The overwhelming majority of the colleges and universities in the U.S. have been told that they need to bring students back to campus if they hope to remain financially viable.
@2ndthreekids —Re: that Cornell study that infection rate would increase if campus were not opened. I am still wondering how they determined that. I have not read Martha’s 97 page report but have skimmed through the subsequent announcements. Maybe they concluded this b/c they felt they would not be able to test the population otherwise? Just guessing.
Did anyone post the Cornell Daily Sun (student newspaper) article that talked about their plan to rely on pooled testing using technology the Vet school uses for animal testing?
“…there is a very large ability to do [polymerase chain reaction] tests, the chemical reaction used for doing testing for the presence of the virus. There’s a large capability to do that in the Vet School. That exists in order to do testing for dairy cows and other animals in order to control outbreaks in that population. But it can be repurposed. There’s a whole bunch of complicated regulatory stuff that we could talk about, but that can be repurposed to provide testing for our community. And that’s a thing that most other universities don’t have access to.”
“One of the things that really separates what we’re proposing to do from what other universities are proposing is our ability to test everyone regularly and at such a high cadence. Part of the reason we can do it is because of the Animal Health Diagnostics Center. Another reason that we can do it is because we’re building capabilities in pool testing, based on the work of people in the Vet School who have expertise in the experimental side of that and based on early work, that we did thanks to our provost. That’s a second reason that we’re able to test so many people so often.”
There is more, and the interview is a bit rambling, but it was an interesting read, especially the parts about contact assumptions.
My medical friends expect colleges to be back to normal for January 2022 semester. That is really impressively fast for medical development, but rather hard on those caught in the present.
Other countries have managed to figure out where to get them and have national testing protocols.

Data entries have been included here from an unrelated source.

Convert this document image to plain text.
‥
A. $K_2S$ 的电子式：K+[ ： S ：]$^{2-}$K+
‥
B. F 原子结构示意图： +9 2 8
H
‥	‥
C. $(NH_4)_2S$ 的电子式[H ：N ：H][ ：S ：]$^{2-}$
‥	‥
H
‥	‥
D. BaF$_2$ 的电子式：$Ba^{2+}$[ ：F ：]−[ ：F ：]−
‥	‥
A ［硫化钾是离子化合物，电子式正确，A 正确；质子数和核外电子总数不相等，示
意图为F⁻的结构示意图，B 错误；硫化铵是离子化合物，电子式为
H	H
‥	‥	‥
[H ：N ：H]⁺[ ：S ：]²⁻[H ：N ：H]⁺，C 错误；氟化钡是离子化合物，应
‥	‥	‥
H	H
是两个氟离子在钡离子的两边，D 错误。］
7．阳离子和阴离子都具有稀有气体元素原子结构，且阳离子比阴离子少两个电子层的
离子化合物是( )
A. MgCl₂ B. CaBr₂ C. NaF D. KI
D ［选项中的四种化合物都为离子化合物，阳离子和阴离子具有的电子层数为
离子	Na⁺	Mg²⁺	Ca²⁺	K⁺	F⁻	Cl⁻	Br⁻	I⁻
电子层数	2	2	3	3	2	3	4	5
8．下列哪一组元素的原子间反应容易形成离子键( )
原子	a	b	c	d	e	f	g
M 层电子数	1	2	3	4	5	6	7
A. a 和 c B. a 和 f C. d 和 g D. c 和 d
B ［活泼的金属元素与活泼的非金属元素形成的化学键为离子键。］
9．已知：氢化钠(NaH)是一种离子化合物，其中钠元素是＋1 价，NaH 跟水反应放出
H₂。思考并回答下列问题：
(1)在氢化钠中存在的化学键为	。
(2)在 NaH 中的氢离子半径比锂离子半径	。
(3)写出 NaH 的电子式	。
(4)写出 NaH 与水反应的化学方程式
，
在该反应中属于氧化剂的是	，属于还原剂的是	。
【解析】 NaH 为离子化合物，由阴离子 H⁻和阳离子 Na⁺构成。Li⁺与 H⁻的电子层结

We are the best country in the world… we should have this in a good place by now. We don’t.
If every college is testing all kids coming on campus, and then frequently there after (which from what I’ve seen is their plan), then this testing process has to be up and running within 6 weeks. Perhaps they will be the ones forging ahead and coming up with mass testing solutions - working with private industry to do so. I do believe in American inginuity - but as they say “necessity breeds innovation”. We are not great at doing this ahead of time, only when our feet are to the fire. And this virus unfortunately moves too fast for even us.
My son starts his accelerated EMT certification course on Monday. The class is Monday-Friday from 9am-5pm for 4 weeks.
M-W-F will be 100% remote online learning.
T-Th is 100% in person for the hands-on practical components.
I’ll be interested to hear about their Covid protocols. My son brought home two of his fitted N95 masks from the Rescue Squad. I don’t know if he’ll wear those, or not.
I’m looking at this course as a dry run for his return to school.
I have a friend who is in management for a group of nursing homes (really really nice nursing homes). They are trying to build up a 90 day supply of PPE but are still having problems getting things. Volunteers were making the plastic gowns they need for covid patients (we were folding and rolling them in a church basement). They are using their corporate meeting room to store and ship the PPE because supplies were being stolen from the sites if they stored too much
The nursing homes are still in competition with the state and federal government for supplies. The big hospitals have their supply chains, even restaurants and stores have connections, but the smaller businesses still have trouble.
Schools are late jumping into the supply chain since most closed in March and didn’t need gloves and wipes and stuff in the quantities they’ll need in the fall. It’s not just the tests they need but all the masks, gloves, wipes and stuff for the employees to do all this extra cleaning.